We’ve written quite a bit in the past about how many enterprises are ignoring the dangers of voice over IP (VoIP). While we doubt many enterprises are in the practice of using Vonage, as yet another example that VoIP and its protocols are easy to attack, it’s worth noting a Reuters report today that hackers have figured out how to intercept calls made on the Vonage VoIP service, according to Sipera Systems.
Here are the highlights in a press release from Sipera: “Sipera VIPER Lab determined the Vonage VoIP Motorola Phone Adapter (VT 2142-VD) and Vonage service implementations leave users vulnerable to a form of VoIP identity theft, allowing hackers to take over a user’s phone service with a ‘registration replay attack,’ then make and receive calls while impersonating the victim. Incomplete security practices, such as not encrypting traffic, open Vonage users to eavesdropping on private voice and video communications. Hackers can also send multiple SIP INVITE messages to a user, an Internet version of ‘ringing the phone off the hook’ which creates a DoS attack. Leveraging these vulnerabilities, remote attackers can also send malicious messages directly to Vonage users, subjecting them to spam, social engineering and VoIP scams.” Sipera also noted a similar vulnerability with European provider Globe7’s online account access system.
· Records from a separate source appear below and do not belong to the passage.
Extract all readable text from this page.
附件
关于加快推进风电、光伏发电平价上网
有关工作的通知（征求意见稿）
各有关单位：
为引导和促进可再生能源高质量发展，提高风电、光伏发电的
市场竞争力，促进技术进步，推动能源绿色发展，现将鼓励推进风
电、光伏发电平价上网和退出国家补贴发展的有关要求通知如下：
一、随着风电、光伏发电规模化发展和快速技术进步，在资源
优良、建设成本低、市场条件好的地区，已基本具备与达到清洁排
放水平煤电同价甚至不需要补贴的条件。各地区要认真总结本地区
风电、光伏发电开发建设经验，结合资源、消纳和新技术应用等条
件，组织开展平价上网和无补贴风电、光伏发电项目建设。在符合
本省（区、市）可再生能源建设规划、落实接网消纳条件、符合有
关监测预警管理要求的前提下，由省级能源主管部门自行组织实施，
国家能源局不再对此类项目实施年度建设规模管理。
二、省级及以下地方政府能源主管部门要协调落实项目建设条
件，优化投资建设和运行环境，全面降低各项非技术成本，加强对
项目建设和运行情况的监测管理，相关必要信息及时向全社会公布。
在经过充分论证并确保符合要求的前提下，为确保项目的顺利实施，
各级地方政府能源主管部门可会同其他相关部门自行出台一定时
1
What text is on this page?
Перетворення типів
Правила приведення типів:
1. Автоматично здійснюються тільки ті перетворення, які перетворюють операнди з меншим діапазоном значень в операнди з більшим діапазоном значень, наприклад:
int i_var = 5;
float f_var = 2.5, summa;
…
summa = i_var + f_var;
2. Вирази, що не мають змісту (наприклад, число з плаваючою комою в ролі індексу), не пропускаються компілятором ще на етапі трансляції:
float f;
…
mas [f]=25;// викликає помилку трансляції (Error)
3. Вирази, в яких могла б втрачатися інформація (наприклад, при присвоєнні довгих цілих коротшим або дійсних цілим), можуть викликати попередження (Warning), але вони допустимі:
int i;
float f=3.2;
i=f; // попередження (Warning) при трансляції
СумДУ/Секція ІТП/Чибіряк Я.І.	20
Let it serve as a reminder that, as our threats expert Ed Skoudis wrote recently, enterprises should proceed with caution on any and all VoIP implementations because of the many exploits in the wild. Since VoIP security still isn’t getting the attention it demands, it wouldn’t be surprising if enterprise VoIP attacks soon become more popular; Infonetics Research says half of small and two-thirds of large organizations in North America will be using VoIP products and services by 2010. Of course VoIP security is an area we’ll continue to watch closely.